Mega: Pemda Harus Beri Perhatian pada Nasib TKI Ilegal
Senin, 16 Agu 2004 13:21 WIB
Jakarta - Presiden Megawati menyatakan pemulangan tenega kerja Indonesia (TKI) ilegal yang jumlahnya mencapai 700 ribu orang memerlukan perhatian serius.
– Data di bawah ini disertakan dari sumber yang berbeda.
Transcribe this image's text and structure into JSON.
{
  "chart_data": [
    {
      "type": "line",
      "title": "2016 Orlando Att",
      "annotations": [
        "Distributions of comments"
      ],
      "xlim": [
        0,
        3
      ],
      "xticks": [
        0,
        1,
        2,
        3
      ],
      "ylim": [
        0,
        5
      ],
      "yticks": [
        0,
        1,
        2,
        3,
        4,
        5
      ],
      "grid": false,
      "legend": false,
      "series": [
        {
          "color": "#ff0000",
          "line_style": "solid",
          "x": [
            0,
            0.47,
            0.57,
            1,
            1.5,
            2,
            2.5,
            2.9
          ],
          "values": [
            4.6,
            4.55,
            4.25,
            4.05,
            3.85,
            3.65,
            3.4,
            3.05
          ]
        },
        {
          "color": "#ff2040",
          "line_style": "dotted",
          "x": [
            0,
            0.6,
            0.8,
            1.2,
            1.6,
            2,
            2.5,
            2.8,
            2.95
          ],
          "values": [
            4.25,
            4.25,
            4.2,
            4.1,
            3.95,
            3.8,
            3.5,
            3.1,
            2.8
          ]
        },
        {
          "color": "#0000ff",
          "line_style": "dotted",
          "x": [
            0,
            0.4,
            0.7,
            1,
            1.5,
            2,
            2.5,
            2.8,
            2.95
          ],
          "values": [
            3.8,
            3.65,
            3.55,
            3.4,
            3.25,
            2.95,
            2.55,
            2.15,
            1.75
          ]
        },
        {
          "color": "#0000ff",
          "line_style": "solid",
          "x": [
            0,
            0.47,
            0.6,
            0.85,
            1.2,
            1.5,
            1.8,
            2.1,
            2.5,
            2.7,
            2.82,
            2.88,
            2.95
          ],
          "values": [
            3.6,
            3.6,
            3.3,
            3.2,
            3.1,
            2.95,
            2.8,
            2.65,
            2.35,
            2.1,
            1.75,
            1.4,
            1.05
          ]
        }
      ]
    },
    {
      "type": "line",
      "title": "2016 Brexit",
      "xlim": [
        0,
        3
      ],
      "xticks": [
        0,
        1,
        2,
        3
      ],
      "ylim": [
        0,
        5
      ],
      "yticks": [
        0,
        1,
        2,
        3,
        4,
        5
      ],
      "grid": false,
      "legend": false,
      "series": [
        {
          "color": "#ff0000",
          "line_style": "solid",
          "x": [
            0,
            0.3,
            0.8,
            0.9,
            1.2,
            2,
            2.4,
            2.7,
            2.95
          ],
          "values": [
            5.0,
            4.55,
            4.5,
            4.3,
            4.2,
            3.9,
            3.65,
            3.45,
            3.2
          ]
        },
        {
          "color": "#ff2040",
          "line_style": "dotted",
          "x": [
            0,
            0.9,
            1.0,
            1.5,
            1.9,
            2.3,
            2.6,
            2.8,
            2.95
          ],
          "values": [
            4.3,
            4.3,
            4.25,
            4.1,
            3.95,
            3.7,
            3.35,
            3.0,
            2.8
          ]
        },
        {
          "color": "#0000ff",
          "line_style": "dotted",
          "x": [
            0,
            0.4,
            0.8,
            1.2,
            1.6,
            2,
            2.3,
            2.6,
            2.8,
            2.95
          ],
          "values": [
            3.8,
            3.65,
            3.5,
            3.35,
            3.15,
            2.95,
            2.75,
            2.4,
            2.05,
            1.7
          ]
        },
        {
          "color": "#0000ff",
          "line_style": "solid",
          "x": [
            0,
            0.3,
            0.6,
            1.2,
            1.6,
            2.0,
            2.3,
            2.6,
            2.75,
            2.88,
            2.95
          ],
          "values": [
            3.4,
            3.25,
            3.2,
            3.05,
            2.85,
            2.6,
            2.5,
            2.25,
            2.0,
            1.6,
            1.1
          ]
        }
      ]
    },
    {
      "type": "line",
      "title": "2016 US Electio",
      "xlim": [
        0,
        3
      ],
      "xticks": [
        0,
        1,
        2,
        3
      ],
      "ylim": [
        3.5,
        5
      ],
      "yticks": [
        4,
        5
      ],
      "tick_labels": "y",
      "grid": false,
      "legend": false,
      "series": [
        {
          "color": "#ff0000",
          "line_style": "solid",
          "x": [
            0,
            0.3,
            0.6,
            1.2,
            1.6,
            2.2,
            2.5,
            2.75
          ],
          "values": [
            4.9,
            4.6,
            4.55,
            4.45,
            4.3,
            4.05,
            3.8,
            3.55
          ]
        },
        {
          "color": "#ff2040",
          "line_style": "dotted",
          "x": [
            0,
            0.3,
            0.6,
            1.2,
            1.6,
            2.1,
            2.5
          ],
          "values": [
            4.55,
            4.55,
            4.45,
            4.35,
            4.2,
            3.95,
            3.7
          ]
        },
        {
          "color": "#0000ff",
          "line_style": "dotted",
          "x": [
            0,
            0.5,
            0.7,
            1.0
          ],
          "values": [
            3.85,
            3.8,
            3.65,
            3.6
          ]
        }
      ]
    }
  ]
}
Terutama dari pemerintah daerah asal TKI karena pemda yang menangani dokumen-dokumen keimigrasiannya.Demikian pernyataan Presiden Megawati dalam pidato kenegaraan dan keterangan pemerintah atas RUU tentang APBN tahun 2005 serta nota keuangan di depan Sidang DPR RI di Gedung DPR/MPR, Senayan, Jakarta, Senin (16/8/2004).Pemerintah, menurut Mega, telah melakukan hubungan dengan pemerintah negara-negara bersangkutan untuk memberi perlindungan yang wajar sesuai konvensi tentang perlindungan pekerja migran. "Pemulangan pekerja ilegal kita yang jumlahnya kurang lebih 700 ribu orang merupakan tambahan masalah yang sungguh memerlukan perhatian kita semua, terutama dari pemerintah daerah asal pekerja yang bersangkutan," katanya.Menurut Mega, untuk mencegah berlarutnya masalah ini pemerintah juga telah mengadakan nota kesepahaman (memori of understanding/MOU) dengan pemerintah Malaysia untuk saling menghormati kedaulatan masing-masing negara.Dijelaskan Mega, Hingga kini masih banyak TKI yang menerima perlakuan buruk dari majikannya. "Pada satu dua negara mereka memperoleh perhatian dan perlindungan dari negara yang bersangkutan, namun tidak jarang nasib mereka buruk dan tidak mendapatkan perlindungan sama sekali," katanya.